3. En premier lieu, le collège des médecins de l'Office français de l'immigration et de l'intégration a rendu l'avis concernant M. B... A... le 8 septembre 2018, soit près de quatorze mois après l'enregistrement de sa demande de titre de séjour. Cette circonstance ne permet toutefois pas d'établir que cet avis a été rendu dans un délai excédant les trois mois suivant la transmission du certificat médical prévu par les dispositions précitées de l'article R. 313-23 dès lors que M. B... A... ne précise pas à quelle date il a transmis ce certificat médical. En tout état de cause, ce dernier n'indique pas en quoi le non-respect de ce délai de trois mois a été susceptible d'exercer, en l'espèce, une influence sur le sens de la décision de refus de titre de séjour ou l'a privé d'une garantie. Par suite, le moyen tiré de l'irrégularité de l'avis du collège des médecins de l'OFII en raison de sa tardiveté doit être écarté.

4. En deuxième lieu, il résulte des dispositions susmentionnées du code de l'entrée et du séjour des étrangers et du droit d'asile que lorsque le défaut de prise en charge risque d'avoir des conséquences d'une exceptionnelle gravité sur la santé de l'intéressé, l'autorité administrative ne peut légalement refuser le titre de séjour sollicité que s'il existe des possibilités de traitement approprié de l'affection en cause dans le pays dont l'étranger est originaire et que si ce dernier y a effectivement accès. Toutefois, la partie qui justifie de l'avis d'un collège de médecins de l'OFII qui lui est favorable doit être regardée comme apportant des éléments de fait susceptibles de faire présumer l'existence ou l'absence d'un état de santé de nature à justifier la délivrance ou le refus d'un titre de séjour. Dans ce cas, il appartient à l'autre partie, dans le respect des règles relatives au secret médical, de produire tous éléments permettant d'apprécier l'état de santé de l'étranger et, le cas échéant, l'existence ou l'absence d'un traitement approprié et effectivement accessible dans le pays de renvoi.
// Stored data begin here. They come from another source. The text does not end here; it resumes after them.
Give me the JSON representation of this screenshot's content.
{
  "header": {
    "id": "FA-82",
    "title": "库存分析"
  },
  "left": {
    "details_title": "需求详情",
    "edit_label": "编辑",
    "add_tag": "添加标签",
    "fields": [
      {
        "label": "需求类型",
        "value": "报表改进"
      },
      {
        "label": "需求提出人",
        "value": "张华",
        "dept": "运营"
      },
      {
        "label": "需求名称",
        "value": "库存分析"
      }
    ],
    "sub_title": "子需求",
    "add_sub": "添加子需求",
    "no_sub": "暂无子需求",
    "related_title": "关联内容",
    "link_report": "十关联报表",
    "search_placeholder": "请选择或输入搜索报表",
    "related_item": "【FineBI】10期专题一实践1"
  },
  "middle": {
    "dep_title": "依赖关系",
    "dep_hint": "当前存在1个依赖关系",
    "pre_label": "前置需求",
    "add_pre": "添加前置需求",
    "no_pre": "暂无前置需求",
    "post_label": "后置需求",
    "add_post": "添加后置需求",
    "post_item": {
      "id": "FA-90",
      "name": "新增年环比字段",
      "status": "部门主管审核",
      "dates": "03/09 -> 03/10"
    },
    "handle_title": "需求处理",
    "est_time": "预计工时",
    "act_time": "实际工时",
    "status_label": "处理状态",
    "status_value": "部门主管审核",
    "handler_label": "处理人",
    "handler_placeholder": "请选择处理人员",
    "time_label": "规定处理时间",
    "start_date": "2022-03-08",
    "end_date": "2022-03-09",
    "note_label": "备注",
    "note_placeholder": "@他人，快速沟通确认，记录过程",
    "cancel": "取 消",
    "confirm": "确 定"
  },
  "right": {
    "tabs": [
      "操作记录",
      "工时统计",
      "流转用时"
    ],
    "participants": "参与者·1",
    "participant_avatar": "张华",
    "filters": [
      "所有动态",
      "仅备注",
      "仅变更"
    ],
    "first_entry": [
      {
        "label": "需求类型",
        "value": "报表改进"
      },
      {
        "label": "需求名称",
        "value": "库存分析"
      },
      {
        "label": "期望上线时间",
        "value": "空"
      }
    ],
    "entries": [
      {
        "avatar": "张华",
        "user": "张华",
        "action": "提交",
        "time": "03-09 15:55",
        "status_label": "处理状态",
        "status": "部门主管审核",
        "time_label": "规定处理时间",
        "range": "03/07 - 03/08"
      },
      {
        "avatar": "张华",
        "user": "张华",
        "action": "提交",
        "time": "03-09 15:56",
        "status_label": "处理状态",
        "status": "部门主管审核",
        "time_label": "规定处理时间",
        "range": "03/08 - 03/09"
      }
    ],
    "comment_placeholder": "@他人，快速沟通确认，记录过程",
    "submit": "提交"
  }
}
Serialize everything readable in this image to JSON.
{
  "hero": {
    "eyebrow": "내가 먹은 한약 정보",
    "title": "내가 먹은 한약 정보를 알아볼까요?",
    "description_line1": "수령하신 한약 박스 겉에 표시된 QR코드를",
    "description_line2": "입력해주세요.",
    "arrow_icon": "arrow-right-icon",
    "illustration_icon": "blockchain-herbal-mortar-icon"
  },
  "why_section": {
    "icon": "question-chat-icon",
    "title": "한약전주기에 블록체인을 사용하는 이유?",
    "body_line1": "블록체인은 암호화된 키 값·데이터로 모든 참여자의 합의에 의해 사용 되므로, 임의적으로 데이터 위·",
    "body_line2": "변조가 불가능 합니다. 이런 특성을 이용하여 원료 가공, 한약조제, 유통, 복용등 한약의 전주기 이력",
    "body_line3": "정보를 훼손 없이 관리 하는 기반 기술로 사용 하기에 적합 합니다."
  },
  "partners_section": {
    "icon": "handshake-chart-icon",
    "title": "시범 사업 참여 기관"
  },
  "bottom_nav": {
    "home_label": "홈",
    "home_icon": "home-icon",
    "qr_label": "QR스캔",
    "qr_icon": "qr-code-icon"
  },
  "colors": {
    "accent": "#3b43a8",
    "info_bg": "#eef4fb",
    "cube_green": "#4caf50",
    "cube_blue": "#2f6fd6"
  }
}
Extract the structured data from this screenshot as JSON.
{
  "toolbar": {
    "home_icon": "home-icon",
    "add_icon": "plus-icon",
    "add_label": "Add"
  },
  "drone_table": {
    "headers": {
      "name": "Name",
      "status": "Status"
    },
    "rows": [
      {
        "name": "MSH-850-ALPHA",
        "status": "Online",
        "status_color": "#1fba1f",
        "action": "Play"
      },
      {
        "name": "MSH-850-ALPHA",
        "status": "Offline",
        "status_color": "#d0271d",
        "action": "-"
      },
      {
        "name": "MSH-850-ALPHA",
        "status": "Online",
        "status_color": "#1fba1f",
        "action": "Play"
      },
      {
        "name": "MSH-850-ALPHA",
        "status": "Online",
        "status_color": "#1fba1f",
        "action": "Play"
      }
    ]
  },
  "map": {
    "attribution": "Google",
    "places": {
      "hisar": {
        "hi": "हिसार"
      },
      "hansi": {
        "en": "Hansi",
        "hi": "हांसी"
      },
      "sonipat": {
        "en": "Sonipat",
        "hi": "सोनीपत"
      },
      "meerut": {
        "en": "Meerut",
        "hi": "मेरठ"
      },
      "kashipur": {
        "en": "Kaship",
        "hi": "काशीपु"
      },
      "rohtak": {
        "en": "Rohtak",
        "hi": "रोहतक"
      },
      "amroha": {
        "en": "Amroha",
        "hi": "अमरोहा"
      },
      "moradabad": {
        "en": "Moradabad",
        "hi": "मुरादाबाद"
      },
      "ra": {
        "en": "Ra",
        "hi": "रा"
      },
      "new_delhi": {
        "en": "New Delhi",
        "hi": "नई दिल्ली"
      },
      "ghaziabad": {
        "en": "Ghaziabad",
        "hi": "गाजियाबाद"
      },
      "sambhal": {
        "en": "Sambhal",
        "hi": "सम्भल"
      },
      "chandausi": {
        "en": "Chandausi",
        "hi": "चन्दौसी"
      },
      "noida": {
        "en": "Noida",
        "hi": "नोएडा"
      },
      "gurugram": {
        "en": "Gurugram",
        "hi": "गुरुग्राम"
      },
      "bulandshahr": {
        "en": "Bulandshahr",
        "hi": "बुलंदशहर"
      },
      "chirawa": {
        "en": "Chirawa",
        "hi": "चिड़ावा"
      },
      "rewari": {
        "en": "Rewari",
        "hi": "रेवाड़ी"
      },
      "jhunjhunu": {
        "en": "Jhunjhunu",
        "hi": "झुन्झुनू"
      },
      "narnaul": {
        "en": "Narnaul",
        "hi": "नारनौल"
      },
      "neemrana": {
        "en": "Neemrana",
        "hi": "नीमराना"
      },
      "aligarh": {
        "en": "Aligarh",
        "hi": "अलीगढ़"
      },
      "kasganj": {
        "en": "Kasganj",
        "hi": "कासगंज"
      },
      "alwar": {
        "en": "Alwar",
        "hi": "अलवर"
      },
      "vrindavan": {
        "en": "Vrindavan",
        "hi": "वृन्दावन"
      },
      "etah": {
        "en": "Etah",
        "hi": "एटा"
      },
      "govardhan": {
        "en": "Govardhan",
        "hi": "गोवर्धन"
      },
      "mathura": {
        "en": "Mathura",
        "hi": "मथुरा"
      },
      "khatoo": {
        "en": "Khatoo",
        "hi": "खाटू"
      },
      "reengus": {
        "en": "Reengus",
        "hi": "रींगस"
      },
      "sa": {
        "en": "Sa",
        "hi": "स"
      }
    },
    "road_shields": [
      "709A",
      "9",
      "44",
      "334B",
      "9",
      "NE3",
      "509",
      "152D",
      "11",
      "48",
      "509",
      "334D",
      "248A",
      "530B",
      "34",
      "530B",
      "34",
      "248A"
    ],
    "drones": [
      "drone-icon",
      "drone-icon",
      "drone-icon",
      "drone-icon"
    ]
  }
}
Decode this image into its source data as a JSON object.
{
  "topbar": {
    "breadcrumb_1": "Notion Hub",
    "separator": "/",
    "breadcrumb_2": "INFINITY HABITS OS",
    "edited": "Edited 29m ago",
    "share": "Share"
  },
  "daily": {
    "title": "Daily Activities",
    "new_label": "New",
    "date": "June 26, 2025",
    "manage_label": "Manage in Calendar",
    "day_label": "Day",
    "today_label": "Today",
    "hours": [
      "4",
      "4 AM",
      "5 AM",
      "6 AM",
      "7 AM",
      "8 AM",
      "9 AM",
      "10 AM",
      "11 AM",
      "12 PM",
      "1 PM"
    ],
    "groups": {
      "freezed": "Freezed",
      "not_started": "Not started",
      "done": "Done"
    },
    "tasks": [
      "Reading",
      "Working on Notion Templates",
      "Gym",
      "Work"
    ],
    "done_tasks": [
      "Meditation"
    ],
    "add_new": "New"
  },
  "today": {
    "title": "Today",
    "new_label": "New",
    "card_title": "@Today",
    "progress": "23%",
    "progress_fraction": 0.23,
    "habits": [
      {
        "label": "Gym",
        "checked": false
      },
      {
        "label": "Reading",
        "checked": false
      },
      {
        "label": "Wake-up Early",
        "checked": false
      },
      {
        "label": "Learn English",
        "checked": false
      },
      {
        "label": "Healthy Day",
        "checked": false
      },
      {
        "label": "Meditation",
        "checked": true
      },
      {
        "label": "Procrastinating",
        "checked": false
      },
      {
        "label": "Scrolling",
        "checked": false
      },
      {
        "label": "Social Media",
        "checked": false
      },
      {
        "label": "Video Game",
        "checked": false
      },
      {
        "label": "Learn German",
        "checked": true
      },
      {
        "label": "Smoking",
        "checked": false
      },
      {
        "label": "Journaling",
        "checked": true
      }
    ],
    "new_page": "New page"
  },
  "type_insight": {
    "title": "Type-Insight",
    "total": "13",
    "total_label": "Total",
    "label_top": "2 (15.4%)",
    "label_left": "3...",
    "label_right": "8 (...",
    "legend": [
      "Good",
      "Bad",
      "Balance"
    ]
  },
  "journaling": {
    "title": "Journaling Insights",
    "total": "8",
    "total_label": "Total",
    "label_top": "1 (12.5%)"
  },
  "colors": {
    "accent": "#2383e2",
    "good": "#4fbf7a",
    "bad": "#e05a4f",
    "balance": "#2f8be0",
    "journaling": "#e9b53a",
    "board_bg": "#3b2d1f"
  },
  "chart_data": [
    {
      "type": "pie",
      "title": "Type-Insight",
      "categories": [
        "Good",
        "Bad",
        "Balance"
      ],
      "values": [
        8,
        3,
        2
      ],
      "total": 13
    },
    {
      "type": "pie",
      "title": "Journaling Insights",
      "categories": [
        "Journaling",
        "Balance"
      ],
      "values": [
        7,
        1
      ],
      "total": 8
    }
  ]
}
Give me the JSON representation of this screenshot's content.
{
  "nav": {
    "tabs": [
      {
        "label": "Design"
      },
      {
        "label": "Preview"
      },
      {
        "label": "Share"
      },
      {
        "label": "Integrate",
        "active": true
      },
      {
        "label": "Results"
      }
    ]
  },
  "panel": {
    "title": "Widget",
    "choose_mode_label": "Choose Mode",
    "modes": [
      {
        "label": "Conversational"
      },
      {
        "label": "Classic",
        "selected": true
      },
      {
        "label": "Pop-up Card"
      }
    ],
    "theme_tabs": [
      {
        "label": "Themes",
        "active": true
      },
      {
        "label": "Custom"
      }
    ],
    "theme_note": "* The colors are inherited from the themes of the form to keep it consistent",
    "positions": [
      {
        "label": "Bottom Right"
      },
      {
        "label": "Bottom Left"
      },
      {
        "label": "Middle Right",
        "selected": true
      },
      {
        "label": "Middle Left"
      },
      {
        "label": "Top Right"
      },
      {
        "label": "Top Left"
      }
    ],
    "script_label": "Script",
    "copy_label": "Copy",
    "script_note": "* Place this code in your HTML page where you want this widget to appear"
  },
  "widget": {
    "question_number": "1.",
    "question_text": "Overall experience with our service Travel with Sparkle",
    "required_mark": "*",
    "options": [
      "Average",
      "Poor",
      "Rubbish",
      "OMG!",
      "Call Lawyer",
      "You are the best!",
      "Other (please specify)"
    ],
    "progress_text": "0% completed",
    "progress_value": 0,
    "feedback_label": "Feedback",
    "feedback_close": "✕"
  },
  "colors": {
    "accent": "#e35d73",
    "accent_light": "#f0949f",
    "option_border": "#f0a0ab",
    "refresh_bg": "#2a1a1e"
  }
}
5. Par son avis rendu le 8 septembre 2018, le collège des médecins de l'OFII a considéré que si l'état de santé de M. B... A... nécessite une prise en charge dont le défaut peut entraîner des conséquences d'une exceptionnelle gravité, il peut, eu égard à l'offre de soins et aux caractéristiques du système de santé dans le pays dont il est originaire, y bénéficier effectivement d'un traitement approprié. Pour contester le sens de cet avis, sur lequel s'est, notamment, fondé le préfet pour rejeter la demande de titre de séjour de M. B... A..., ce dernier a produit un unique certificat médical se bornant à constater que son état de santé " justifie la prise de médicaments quotidiennement en raison d'une pathologie chronique et cela pour une durée indéterminée ". Ce seul élément n'est pas de nature à établir qu'il n'aura pas effectivement accès aux soins requis par son état de santé dans son pays d'origine. Il en résulte que les moyens tirés de la méconnaissance des dispositions précitées de l'article L. 313-11 et L. 511-4 du code de l'entrée et du séjour des étrangers et du droit d'asile par le préfet de la Loire doivent être écartés.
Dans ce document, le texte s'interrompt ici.